‘Heinous acts’: US Olympic committee accused of sex trafficking in new lawsuit
Four female athletes and 44 women, whose identities have been withheld, are accusing the USOC and USA Taekwondo of allowing more than two decades of sexual abuse, exploitation and trafficking of its athletes.
The class action lawsuit alleges that the USOC knowingly allowed two high profile Taekwondo stars, Olympic gold medalist Steven Lopez and his brother Jean, who is a former Team USA coach, to engage in abuse and sex trafficking of athletes. The brothers are also named as defendants in the suit.
The plaintiffs say that the men raped or assaulted them while they were training or when they were travelling to competitions around the world.
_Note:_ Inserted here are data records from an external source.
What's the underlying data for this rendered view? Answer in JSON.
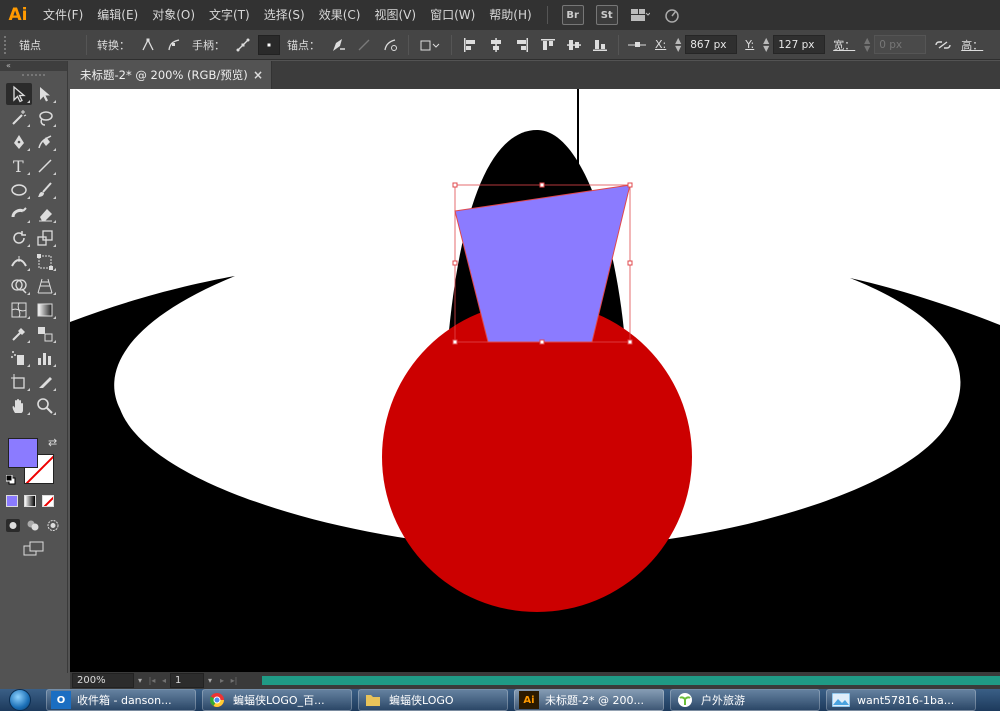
{
  "app": {
    "logo": "Ai",
    "accent": "#ff9a00"
  },
  "menu": [
    "文件(F)",
    "编辑(E)",
    "对象(O)",
    "文字(T)",
    "选择(S)",
    "效果(C)",
    "视图(V)",
    "窗口(W)",
    "帮助(H)"
  ],
  "menubar_buttons": {
    "br": "Br",
    "st": "St"
  },
  "control_bar": {
    "selection_type": "锚点",
    "convert_label": "转换：",
    "handles_label": "手柄：",
    "anchors_label": "锚点：",
    "x_label": "X:",
    "x_value": "867 px",
    "y_label": "Y:",
    "y_value": "127 px",
    "width_label": "宽：",
    "width_value": "0 px",
    "height_label": "高："
  },
  "document_tab": {
    "title": "未标题-2* @ 200% (RGB/预览)",
    "close": "×"
  },
  "tools": [
    [
      "selection-tool",
      "direct-selection-tool"
    ],
    [
      "magic-wand-tool",
      "lasso-tool"
    ],
    [
      "pen-tool",
      "curvature-tool"
    ],
    [
      "type-tool",
      "line-segment-tool"
    ],
    [
      "ellipse-tool",
      "paintbrush-tool"
    ],
    [
      "blob-brush-tool",
      "eraser-tool"
    ],
    [
      "rotate-tool",
      "scale-tool"
    ],
    [
      "width-tool",
      "free-transform-tool"
    ],
    [
      "shape-builder-tool",
      "perspective-grid-tool"
    ],
    [
      "mesh-tool",
      "gradient-tool"
    ],
    [
      "eyedropper-tool",
      "blend-tool"
    ],
    [
      "symbol-sprayer-tool",
      "column-graph-tool"
    ],
    [
      "artboard-tool",
      "slice-tool"
    ],
    [
      "hand-tool",
      "zoom-tool"
    ]
  ],
  "fill_color": "#8b7bff",
  "canvas": {
    "colors": {
      "black": "#000000",
      "red": "#cc0000",
      "purple": "#8b7bff",
      "selection": "#e0484c"
    }
  },
  "status_bar": {
    "zoom": "200%",
    "page": "1"
  },
  "taskbar": [
    {
      "label": "收件箱 - danson...",
      "icon": "outlook-icon",
      "icon_text": "O",
      "icon_color": "#1b6ec2"
    },
    {
      "label": "蝙蝠侠LOGO_百...",
      "icon": "chrome-icon",
      "icon_text": "",
      "icon_color": "#e33"
    },
    {
      "label": "蝙蝠侠LOGO",
      "icon": "folder-icon",
      "icon_text": "",
      "icon_color": "#e8c35a"
    },
    {
      "label": "未标题-2* @ 200...",
      "icon": "illustrator-icon",
      "icon_text": "Ai",
      "icon_color": "#ff9a00"
    },
    {
      "label": "户外旅游",
      "icon": "plant-icon",
      "icon_text": "",
      "icon_color": "#6bbf3a"
    },
    {
      "label": "want57816-1ba...",
      "icon": "image-icon",
      "icon_text": "",
      "icon_color": "#4aa3df"
    }
  ]
}
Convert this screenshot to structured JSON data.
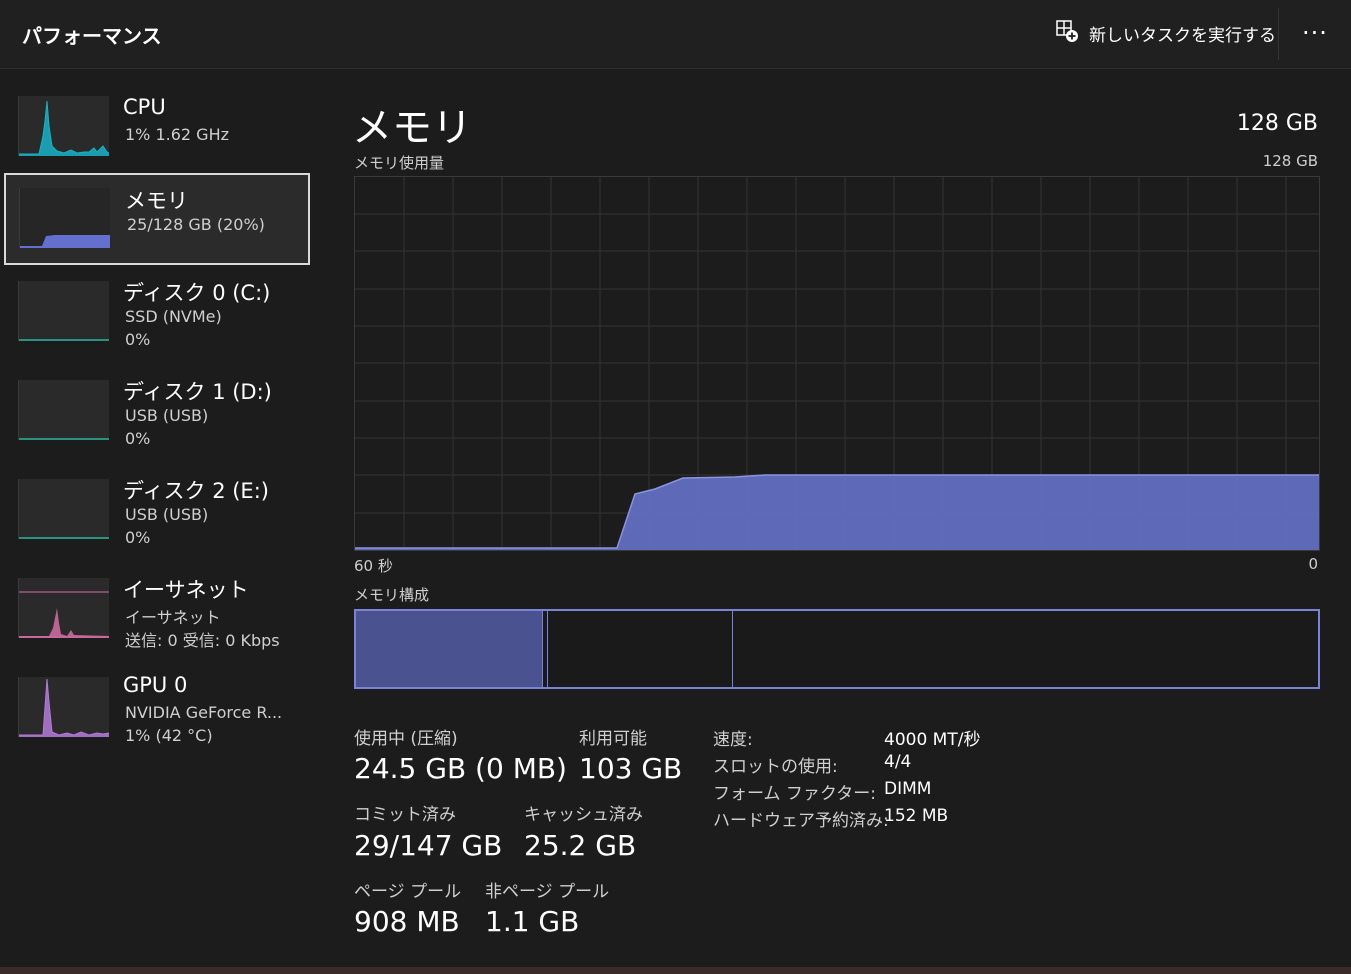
{
  "header": {
    "title": "パフォーマンス",
    "run_task_label": "新しいタスクを実行する",
    "run_task_icon": "new-task-icon",
    "more_label": "···"
  },
  "sidebar": {
    "items": [
      {
        "name": "CPU",
        "sub1": "1%  1.62 GHz",
        "sub2": "",
        "color": "#17b3c7"
      },
      {
        "name": "メモリ",
        "sub1": "25/128 GB (20%)",
        "sub2": "",
        "color": "#7b83d4"
      },
      {
        "name": "ディスク 0 (C:)",
        "sub1": "SSD (NVMe)",
        "sub2": "0%",
        "color": "#2bb49a"
      },
      {
        "name": "ディスク 1 (D:)",
        "sub1": "USB (USB)",
        "sub2": "0%",
        "color": "#2bb49a"
      },
      {
        "name": "ディスク 2 (E:)",
        "sub1": "USB (USB)",
        "sub2": "0%",
        "color": "#2bb49a"
      },
      {
        "name": "イーサネット",
        "sub1": "イーサネット",
        "sub2": "送信: 0 受信: 0 Kbps",
        "color": "#d46ea6"
      },
      {
        "name": "GPU 0",
        "sub1": "NVIDIA GeForce R...",
        "sub2": "1%  (42 °C)",
        "color": "#b57ad8"
      }
    ]
  },
  "main": {
    "title": "メモリ",
    "total": "128 GB",
    "graph_label": "メモリ使用量",
    "graph_max": "128 GB",
    "axis_left": "60 秒",
    "axis_right": "0",
    "composition_label": "メモリ構成",
    "stats": {
      "in_use_label": "使用中 (圧縮)",
      "in_use_value": "24.5 GB (0 MB)",
      "available_label": "利用可能",
      "available_value": "103 GB",
      "committed_label": "コミット済み",
      "committed_value": "29/147 GB",
      "cached_label": "キャッシュ済み",
      "cached_value": "25.2 GB",
      "paged_label": "ページ プール",
      "paged_value": "908 MB",
      "nonpaged_label": "非ページ プール",
      "nonpaged_value": "1.1 GB"
    },
    "details": [
      {
        "k": "速度:",
        "v": "4000 MT/秒"
      },
      {
        "k": "スロットの使用:",
        "v": "4/4"
      },
      {
        "k": "フォーム ファクター:",
        "v": "DIMM"
      },
      {
        "k": "ハードウェア予約済み:",
        "v": "152 MB"
      }
    ]
  },
  "colors": {
    "accent": "#7b83d4",
    "fill": "#5c68c4"
  }
}
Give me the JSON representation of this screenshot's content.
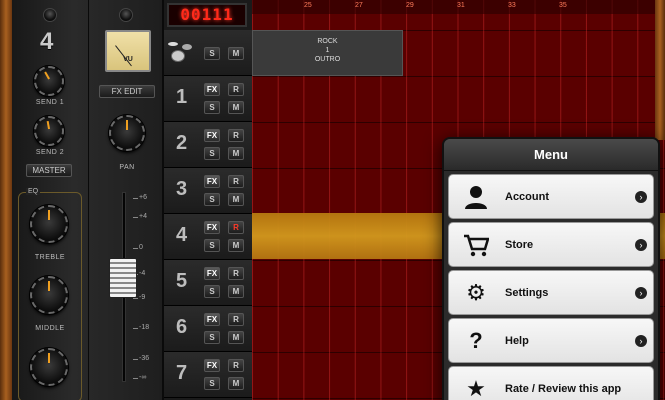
{
  "channel": {
    "number": "4",
    "send1_label": "SEND 1",
    "send2_label": "SEND 2",
    "master_label": "MASTER",
    "eq_label": "EQ",
    "treble_label": "TREBLE",
    "middle_label": "MIDDLE",
    "vu_label": "VU",
    "fx_edit_label": "FX EDIT",
    "pan_label": "PAN",
    "fader_scale": [
      "+6",
      "+4",
      "0",
      "-4",
      "-9",
      "-18",
      "-36",
      "-∞"
    ]
  },
  "transport": {
    "counter": "00111"
  },
  "drum_track": {
    "solo": "S",
    "mute": "M"
  },
  "tracks": [
    {
      "number": "1",
      "fx": "FX",
      "rec": "R",
      "solo": "S",
      "mute": "M"
    },
    {
      "number": "2",
      "fx": "FX",
      "rec": "R",
      "solo": "S",
      "mute": "M"
    },
    {
      "number": "3",
      "fx": "FX",
      "rec": "R",
      "solo": "S",
      "mute": "M"
    },
    {
      "number": "4",
      "fx": "FX",
      "rec": "R",
      "solo": "S",
      "mute": "M"
    },
    {
      "number": "5",
      "fx": "FX",
      "rec": "R",
      "solo": "S",
      "mute": "M"
    },
    {
      "number": "6",
      "fx": "FX",
      "rec": "R",
      "solo": "S",
      "mute": "M"
    },
    {
      "number": "7",
      "fx": "FX",
      "rec": "R",
      "solo": "S",
      "mute": "M"
    }
  ],
  "ruler": [
    "25",
    "27",
    "29",
    "31",
    "33",
    "35"
  ],
  "region": {
    "line1": "ROCK",
    "line2": "1",
    "line3": "OUTRO"
  },
  "menu": {
    "title": "Menu",
    "items": [
      {
        "label": "Account",
        "icon": "person-icon"
      },
      {
        "label": "Store",
        "icon": "cart-icon"
      },
      {
        "label": "Settings",
        "icon": "gear-icon"
      },
      {
        "label": "Help",
        "icon": "question-icon"
      },
      {
        "label": "Rate / Review this app",
        "icon": "star-icon"
      }
    ]
  },
  "colors": {
    "lcd": "#ff2a1a",
    "grid": "#5a0000",
    "selected_track": "#d39a1e"
  }
}
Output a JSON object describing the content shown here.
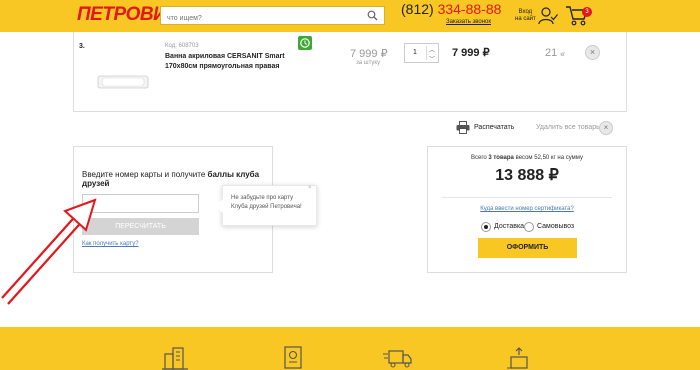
{
  "header": {
    "logo": "ПЕТРОВИЧ",
    "search_placeholder": "что ищем?",
    "phone_prefix": "(812)",
    "phone_number": "334-88-88",
    "callback_label": "Заказать звонок",
    "login_line1": "Вход",
    "login_line2": "на сайт",
    "cart_count": "3"
  },
  "item": {
    "number": "3.",
    "code": "Код: 608703",
    "name": "Ванна акриловая CERSANIT Smart 170x80см прямоугольная правая",
    "unit_price": "7 999 ₽",
    "unit_label": "за штуку",
    "quantity": "1",
    "total_price": "7 999 ₽",
    "weight_value": "21",
    "weight_unit": "кг"
  },
  "actions": {
    "print_label": "Распечатать",
    "remove_all_label": "Удалить все товары"
  },
  "card": {
    "heading_prefix": "Введите номер карты и получите ",
    "heading_bold": "баллы клуба друзей",
    "recalc_label": "ПЕРЕСЧИТАТЬ",
    "get_card_link": "Как получить карту?",
    "tooltip_text": "Не забудьте про карту Клуба друзей Петровича!",
    "tooltip_close": "×"
  },
  "summary": {
    "text_prefix": "Всего ",
    "items_bold": "3 товара",
    "text_suffix": " весом 52,50 кг на сумму",
    "total": "13 888 ₽",
    "certificate_link": "Куда ввести номер сертификата?",
    "delivery_label": "Доставка",
    "pickup_label": "Самовывоз",
    "order_label": "ОФОРМИТЬ"
  },
  "colors": {
    "brand_yellow": "#f9c723",
    "brand_red": "#e3161b",
    "link_blue": "#4a7ab5",
    "club_green": "#3da832"
  }
}
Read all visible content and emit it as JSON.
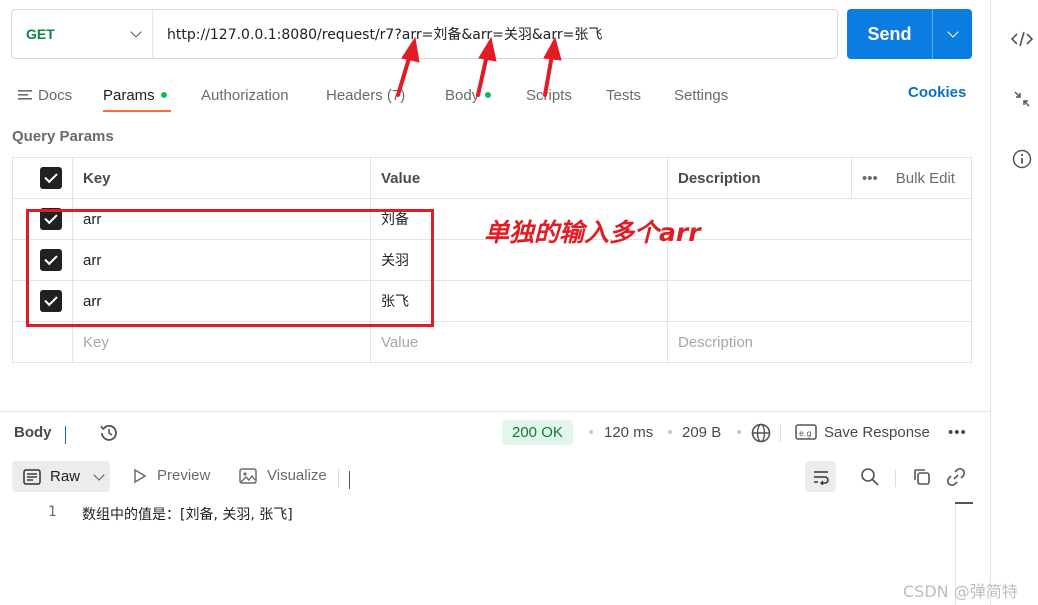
{
  "request": {
    "method": "GET",
    "url": "http://127.0.0.1:8080/request/r7?arr=刘备&arr=关羽&arr=张飞",
    "send_label": "Send"
  },
  "tabs": [
    {
      "label": "Docs"
    },
    {
      "label": "Params",
      "active": true
    },
    {
      "label": "Authorization"
    },
    {
      "label": "Headers (7)"
    },
    {
      "label": "Body"
    },
    {
      "label": "Scripts"
    },
    {
      "label": "Tests"
    },
    {
      "label": "Settings"
    }
  ],
  "cookies_label": "Cookies",
  "query_params": {
    "title": "Query Params",
    "columns": {
      "key": "Key",
      "value": "Value",
      "description": "Description",
      "bulk_edit": "Bulk Edit"
    },
    "rows": [
      {
        "key": "arr",
        "value": "刘备",
        "checked": true
      },
      {
        "key": "arr",
        "value": "关羽",
        "checked": true
      },
      {
        "key": "arr",
        "value": "张飞",
        "checked": true
      }
    ],
    "placeholders": {
      "key": "Key",
      "value": "Value",
      "description": "Description"
    }
  },
  "annotation": "单独的输入多个arr",
  "response": {
    "body_label": "Body",
    "status": "200 OK",
    "time": "120 ms",
    "size": "209 B",
    "save_label": "Save Response",
    "format": "Raw",
    "preview_label": "Preview",
    "visualize_label": "Visualize",
    "lines": [
      {
        "no": "1",
        "text": "数组中的值是：[刘备, 关羽, 张飞]"
      }
    ]
  },
  "watermark": "CSDN @弹简特",
  "colors": {
    "accent": "#0b7de0",
    "method": "#0b8a3b",
    "annotation": "#e11c24",
    "tab_underline": "#ff6c37",
    "status_bg": "#e3f6ea"
  }
}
They also allege that the Lopez brothers were known to take a sexual interest in young athletes.
“Much like a pimp who traffics women for money, the USOC was trafficking its athletes to known sexual abusers for money and medals,” attorney Rex Sharp, representing the plaintiffs, said to CNN.
The suit claims that Jean Lopez was in a forced sexual relationship with athlete Kay Poe while she was still a minor. He was permanently banned by the USOC last month while Steven Lopez was “suspended pending further proceedings” on Monday.
The Lopez brothers have not made a press statement regarding the new lawsuit. RT.com has reached out to Jean Lopez’s advisor for comment.
“Rather than upholding the values and spirit of Team USA, these bad actors manipulated the trust placed in them, abused the power and legitimacy bestowed upon them, shattered the innocence and dreams of numerous female athletes and violated numerous federal and state laws,” the suit says.
The revelations come hot on the heels of the Larry Nassar sex abuse scandal. Nassar, the former USA Gymnastics team doctor, was sentenced to 175 years in prison in February for sexually abusing more than 150 girls, including Olympic stars Simone Biles and Aly Raisman.
"We are aggressively exploring and implementing new ways to enhance athlete safety, and prevent and respond to abuse,” USOC spokesperson Patrick Sandusky said in a statement to USA Today on Monday. “The launch of the U.S. Center for SafeSport, along with a number of additional significant actions we are taking, will ensure that our athletes are better protected from these heinous acts.”